Moreover, it's good that code nearest the site where the exception is thrown handles the error, as only it has context for what's going on at the time. Code further up the stack won't have any clue what this random IOException might relate to.
If you're confident the IOExceptions can't occur under normal conditions -- say, you know the file has correct permissions, isn't being concurrently modified, etc. -- then, encode this belief by catching the IOException near to its origin and rethrowing as an unchecked exception.
This same pattern shows up even in languages without exceptions. In C -- always check errno; don't try to catch SIGSEGV or SIGABRT; raise SIGABRT if errno is something you don't plan to handle. In F# -- you're forced to match Ok/Error; don't try to catch exceptions; raise an exception if you don't expect Error.
Is it worth it to thread the IOException through the network layer, then the HTTP-client library, then then business serialisation up to the actual context?
I don't want a dozen checked exceptions. (and with this approach socket-limitations and connection loss should get a different exception.) I also don't want catch and rethrow. Unchecked+checked+docs+crashes are a measured approach.

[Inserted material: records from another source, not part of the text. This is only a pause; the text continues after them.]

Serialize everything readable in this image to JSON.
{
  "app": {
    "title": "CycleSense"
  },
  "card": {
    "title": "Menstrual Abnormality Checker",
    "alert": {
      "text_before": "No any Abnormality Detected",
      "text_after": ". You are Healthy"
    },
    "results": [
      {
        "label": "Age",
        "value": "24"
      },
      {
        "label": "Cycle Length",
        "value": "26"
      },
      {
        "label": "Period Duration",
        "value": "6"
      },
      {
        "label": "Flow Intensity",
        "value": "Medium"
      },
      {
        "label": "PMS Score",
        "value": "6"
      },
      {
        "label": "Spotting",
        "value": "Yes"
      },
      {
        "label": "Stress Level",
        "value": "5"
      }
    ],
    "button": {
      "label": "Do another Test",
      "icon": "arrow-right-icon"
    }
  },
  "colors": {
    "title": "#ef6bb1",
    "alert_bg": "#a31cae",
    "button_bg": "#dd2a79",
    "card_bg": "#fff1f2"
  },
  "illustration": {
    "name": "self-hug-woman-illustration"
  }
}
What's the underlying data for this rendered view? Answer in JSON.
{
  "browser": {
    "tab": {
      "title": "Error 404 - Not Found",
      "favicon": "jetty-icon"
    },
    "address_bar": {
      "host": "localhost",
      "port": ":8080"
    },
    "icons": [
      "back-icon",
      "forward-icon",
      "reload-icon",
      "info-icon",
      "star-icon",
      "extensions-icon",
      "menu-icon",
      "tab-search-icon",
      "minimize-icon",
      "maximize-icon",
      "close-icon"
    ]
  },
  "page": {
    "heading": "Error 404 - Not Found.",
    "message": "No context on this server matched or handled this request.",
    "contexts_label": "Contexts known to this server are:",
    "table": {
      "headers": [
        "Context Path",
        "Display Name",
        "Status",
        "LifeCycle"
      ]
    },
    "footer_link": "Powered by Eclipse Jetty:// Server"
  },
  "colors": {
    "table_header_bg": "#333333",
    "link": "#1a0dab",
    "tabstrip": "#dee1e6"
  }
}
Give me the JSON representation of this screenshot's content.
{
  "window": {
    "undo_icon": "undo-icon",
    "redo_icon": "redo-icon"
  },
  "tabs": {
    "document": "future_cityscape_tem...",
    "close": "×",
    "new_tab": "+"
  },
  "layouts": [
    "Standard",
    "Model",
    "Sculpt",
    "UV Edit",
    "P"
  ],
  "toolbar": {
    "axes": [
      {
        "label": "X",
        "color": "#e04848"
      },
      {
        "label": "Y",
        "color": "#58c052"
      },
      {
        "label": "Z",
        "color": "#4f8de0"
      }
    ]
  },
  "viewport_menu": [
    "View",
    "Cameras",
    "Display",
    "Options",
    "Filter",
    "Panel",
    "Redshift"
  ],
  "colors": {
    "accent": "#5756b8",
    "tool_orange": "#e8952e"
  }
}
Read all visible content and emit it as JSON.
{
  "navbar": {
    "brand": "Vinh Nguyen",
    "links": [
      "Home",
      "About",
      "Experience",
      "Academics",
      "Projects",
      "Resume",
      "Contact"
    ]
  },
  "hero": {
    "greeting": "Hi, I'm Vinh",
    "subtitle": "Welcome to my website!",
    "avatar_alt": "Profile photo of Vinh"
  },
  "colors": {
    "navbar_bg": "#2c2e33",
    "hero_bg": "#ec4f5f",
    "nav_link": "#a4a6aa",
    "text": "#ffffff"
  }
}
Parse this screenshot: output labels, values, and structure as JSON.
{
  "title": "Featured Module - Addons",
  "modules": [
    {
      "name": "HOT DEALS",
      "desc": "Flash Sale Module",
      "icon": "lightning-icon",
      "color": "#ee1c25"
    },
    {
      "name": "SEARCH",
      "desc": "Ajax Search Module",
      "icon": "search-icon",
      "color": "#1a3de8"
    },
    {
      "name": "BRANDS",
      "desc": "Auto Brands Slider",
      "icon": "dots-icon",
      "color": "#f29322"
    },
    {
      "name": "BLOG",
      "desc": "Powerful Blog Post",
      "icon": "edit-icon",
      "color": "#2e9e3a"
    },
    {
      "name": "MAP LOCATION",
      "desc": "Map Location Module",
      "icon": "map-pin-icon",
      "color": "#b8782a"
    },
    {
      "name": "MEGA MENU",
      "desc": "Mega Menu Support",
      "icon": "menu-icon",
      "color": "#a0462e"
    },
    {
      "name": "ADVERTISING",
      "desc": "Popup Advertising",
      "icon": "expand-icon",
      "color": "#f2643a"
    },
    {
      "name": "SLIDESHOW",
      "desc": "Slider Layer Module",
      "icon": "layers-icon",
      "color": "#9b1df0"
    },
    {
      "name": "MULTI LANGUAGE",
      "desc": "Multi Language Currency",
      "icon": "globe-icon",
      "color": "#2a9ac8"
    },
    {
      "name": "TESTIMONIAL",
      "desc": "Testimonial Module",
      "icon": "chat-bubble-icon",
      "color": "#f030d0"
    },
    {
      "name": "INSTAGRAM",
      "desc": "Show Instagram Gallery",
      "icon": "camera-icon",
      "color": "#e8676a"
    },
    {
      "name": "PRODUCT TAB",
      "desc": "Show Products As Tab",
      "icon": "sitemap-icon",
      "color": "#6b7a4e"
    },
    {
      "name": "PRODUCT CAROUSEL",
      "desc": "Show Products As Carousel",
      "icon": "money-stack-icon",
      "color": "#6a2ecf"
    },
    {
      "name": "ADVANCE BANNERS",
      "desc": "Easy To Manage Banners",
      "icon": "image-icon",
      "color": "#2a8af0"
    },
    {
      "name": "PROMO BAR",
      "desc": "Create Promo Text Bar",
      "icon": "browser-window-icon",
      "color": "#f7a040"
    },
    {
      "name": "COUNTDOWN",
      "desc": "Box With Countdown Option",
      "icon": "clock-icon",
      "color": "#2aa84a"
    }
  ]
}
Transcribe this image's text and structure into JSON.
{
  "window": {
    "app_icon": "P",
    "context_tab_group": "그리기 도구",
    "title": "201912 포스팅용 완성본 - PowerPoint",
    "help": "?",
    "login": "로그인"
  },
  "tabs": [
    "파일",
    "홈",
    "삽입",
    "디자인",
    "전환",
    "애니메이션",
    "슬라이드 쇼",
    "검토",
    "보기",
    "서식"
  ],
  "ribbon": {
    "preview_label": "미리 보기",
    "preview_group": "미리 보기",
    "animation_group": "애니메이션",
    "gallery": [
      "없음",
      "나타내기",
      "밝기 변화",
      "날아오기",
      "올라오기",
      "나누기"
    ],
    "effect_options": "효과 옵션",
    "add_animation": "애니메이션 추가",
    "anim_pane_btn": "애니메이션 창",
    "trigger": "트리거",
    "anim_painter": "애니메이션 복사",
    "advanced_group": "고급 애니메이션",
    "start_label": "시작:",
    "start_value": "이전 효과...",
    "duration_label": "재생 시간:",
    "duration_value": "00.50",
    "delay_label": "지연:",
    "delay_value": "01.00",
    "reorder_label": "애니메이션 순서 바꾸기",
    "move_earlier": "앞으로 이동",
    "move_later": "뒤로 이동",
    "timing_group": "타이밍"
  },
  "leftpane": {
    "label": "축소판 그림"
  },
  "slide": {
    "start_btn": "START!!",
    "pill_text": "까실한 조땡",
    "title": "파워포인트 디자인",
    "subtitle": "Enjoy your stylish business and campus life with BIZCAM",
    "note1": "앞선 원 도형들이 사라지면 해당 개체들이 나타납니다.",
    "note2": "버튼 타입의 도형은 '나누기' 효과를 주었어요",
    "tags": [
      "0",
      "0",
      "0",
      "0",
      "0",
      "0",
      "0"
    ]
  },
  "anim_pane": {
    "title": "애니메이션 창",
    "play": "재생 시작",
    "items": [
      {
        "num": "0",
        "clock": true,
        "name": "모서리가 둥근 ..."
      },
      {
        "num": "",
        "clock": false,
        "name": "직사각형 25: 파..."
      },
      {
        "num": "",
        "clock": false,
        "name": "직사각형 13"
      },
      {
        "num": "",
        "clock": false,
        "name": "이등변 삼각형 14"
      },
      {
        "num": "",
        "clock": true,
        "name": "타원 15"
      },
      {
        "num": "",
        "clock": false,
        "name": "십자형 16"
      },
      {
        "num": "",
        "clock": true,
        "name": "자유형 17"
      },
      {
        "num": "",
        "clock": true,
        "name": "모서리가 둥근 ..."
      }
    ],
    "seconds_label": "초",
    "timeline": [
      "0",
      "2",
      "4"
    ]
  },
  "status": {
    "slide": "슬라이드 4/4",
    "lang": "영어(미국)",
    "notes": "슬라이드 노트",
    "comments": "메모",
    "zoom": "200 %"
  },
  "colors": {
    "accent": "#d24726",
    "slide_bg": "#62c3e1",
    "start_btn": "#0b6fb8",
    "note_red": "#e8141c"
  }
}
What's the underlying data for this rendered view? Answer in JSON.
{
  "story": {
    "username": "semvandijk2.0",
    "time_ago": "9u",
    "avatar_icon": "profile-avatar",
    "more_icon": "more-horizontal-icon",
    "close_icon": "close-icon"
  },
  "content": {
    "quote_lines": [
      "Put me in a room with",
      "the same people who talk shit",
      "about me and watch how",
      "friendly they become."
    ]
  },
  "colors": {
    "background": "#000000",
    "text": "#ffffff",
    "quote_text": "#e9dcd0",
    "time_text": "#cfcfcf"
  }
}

Sometimes, your logic is flawed. A condition occurs which you erroneously deduced not to be possible.
Unchecked exceptions are the necessary manifestation of these unforeseen errors. Catching them is pointless, what will you do with them? Dynamically fix the logic of your program? What can be the reasonable response to "index out of bounds", try a different index? [1]
Depending on the domain it may be appropriate to convert them indiscriminately to checked exceptions at module boundaries (e.g. requests within a server) -- but within said module it remains pointless to catch them. (This is a form of swallowing.)
In other domains, crashing is the correct behavior. The code cannot proceed correctly, it must abort.
Checked exceptions are appropriate only when the exception can be anticipated and thus planned for, ideally by code closest to where it is thrown.
[1] Actually there was a paper a long time ago that monkey-patching C code to return fake "null" data in response to out-of-bounds memory accesses actually resulted in the intended (i.e. correct) behavior in the majority of cases. But I digress.